I chase Hercules to keep him from hiding under the bed and take him outside, thinking about all the dog poop I’ve scooped, the cat boxes I’ve cleaned, the gerbils I’ve buried, and the goldfish I have flushed. I remember the baby squirrel we bottle fed, and I see the bags and boxes of birdseed and kibble and fish food I’ve measured, scooped, sprinkled, and poured.
It’s mostly women who get the food, the filth, the general job of keeping the world clean and fed. Maybe I should’ve won a car and a Senate seat for the 10,000th mess I cleaned up. Id’ve been sworn into some august body with a doggy bag in one hand and a bottle of Pinesol in the other. What I feel is about power too. And powerlessness.
A gesture crackles through me and goes nowhere. I plop down on the couch – not too close to the smell. “Do CEOs on Wall Street ever have to change diapers?” I ask Lydia, and she just laughs.
“Only the ones who go through labor!”
I remember labor. “You know,” I say, “I think it would’ve been easier to push the twins out the top of my head, instead of having them the regular way.” – And as soon as I say this, I know it is true and revelatory and I’m telling myself what I need to know. Oh My God!
That’s when I figure it out. I was Zeus, I was Zeus, I was Zeus. Once. A long time ago, but Once.

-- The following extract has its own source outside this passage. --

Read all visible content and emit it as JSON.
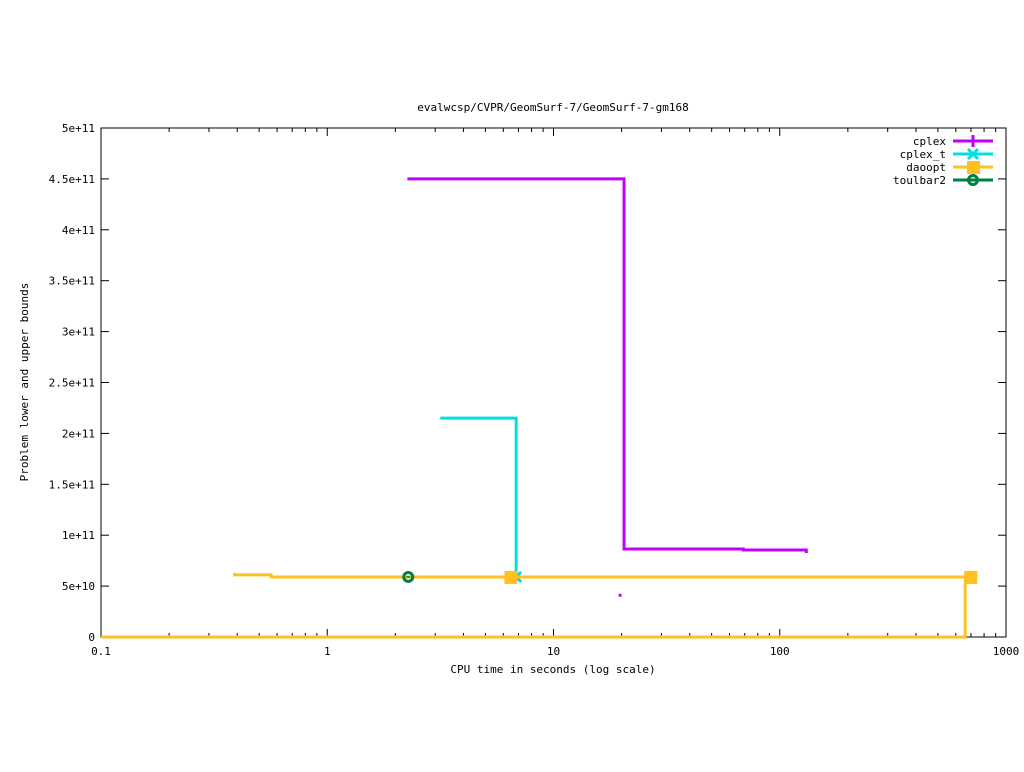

Being an old fat woman has been such a humbling experience. Being a woman at all is a revelation. And, truly I am grateful. But I miss so much. No one brings me fatted calves. No gymnasts and dancers compete for me. Nobody prays to me, because nobody worships Zeus anymore.
So I send out a petition to the farthest stars, to whatever or whoever must have been here before Cronos, before Inanna, before Ea, before the galaxy of this world and this sky, “I promise: no more swans, no more bulls, no more showers of gold, none of that demeaning crap. No more zapping everyone like a nervous security guard with a taser.” And deep in my heart, I say to myself, “Oh please, just please, just please. . . “
But Jesus has such a stranglehold – on this part of the country at least – I don’t think I’ll ever get my power back.